Quando nel pomeriggio, Andrew mi riportò a casa, mi ritrovai fuori dal cancello a cercare le chiavi. Il personale non c'era, mio padre aveva dato la giornata libera a tutti e lo trovavo strano dato che sarebbe dovuto tornare oggi. Quando finalmente trovai le chiavi, esultai, ritrovandomi poi davanti qualcuno che aveva appena aperto al posto mio e che doveva uscire. «Ciao! Cosa ci fai qui?» Domandai lieta di vederlo e confusa allo stesso tempo.

«Come mai non rispondevi al cellulare?» Al contrario di me, non sembrava felice, qualcosa non andava.

«Di cosa parli?» Tirai fuori il cellulare e guardai il registro delle chiamate. «Non ho chiamate perse.» A quel punto, Jason tirò fuori il suo di cellulare e vidi che effettivamente mi aveva chiamata un bel po' di volte. Riflettei qualche secondo prima di unire i pezzi e capire che quasi sicuramente, Andrew aveva cancellato le chiamate mentre io ero in bagno. «Credo che Andrew abbia cancellato-» non feci in tempo a spiegare l'accaduto che Jason mi interruppe alzando la mano.

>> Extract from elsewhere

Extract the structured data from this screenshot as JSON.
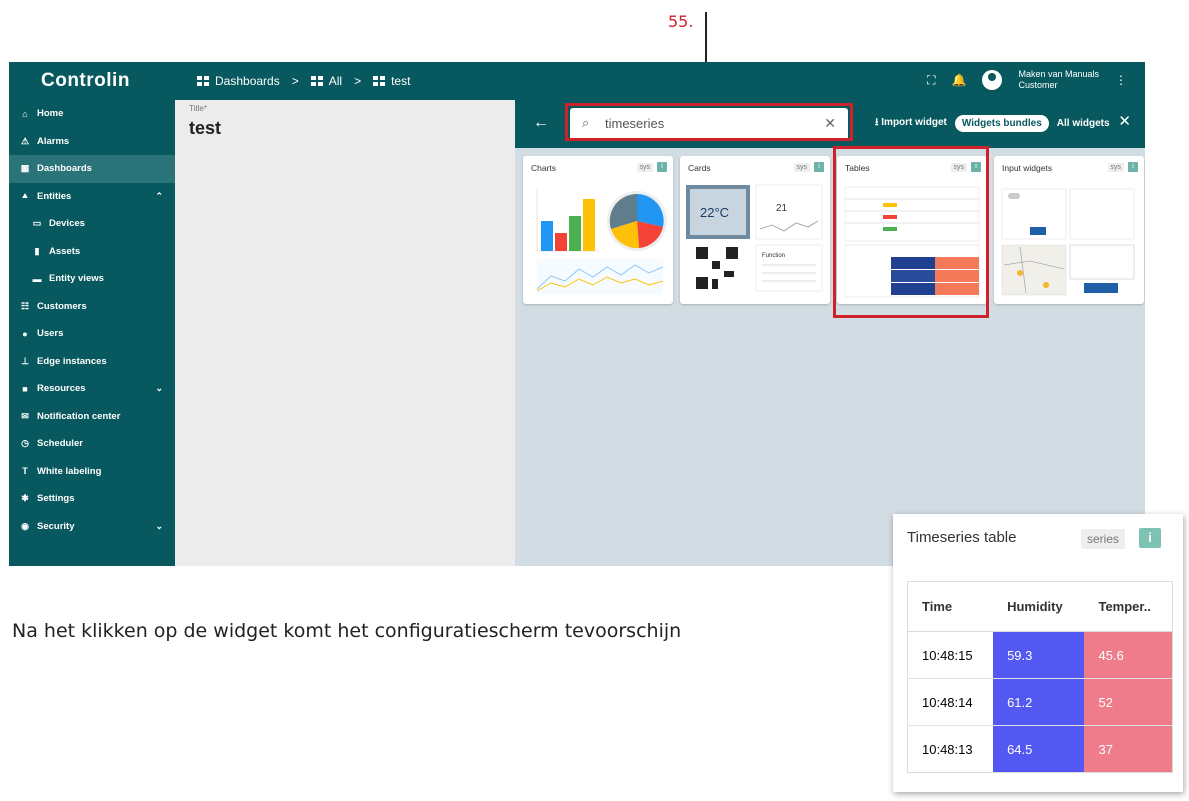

«Sai cosa? Non m'importa.» Mi diede una spallata superandomi e io lo guardai spiazzata restandoci abbastanza male. Corsi nella sua direzione e lo fermai facendolo voltare.

«Ma cosa ti prende?»

«Tuo padre mi ha licenziato.»

Ci misi svariati secondi a comprendere quello che mi aveva appena detto. In un primo momento pensai fosse un brutto scherzo, ma lo sguardo di Jason era fin troppo serio per mia sfortuna. Quando realizzai che quella era la realtà e che l'amico più vero che avessi mai conosciuto non avrebbe più riempito le mie giornate di risate e chiacchiere sul più e il meno, i miei occhi diventarono lucidi. «No... non può farlo. Perché? Non puoi...» guardai un punto a caso stringendo la spallina dello zaino che tenevo su. Subito dopo alzai il viso e anche se era inutile, lo implorai con lo sguardo. «Non te ne andare...» Quelle parole uscirono in un sussurro così lieve che temevo non l'avesse sentito, ma non fu così. Il viso di Jason si rilassò e lasciò uscire dalle sue labbra un sospiro stanco, dopodiché mi abbracciò. Io lo strinsi così forte che nonostante fossi più piccola, temetti di spezzargli la schiena. Ora avevo paura, non sapevo esattamente per quale motivo ma, il pensiero di lui lontano non mi faceva sentire al sicuro.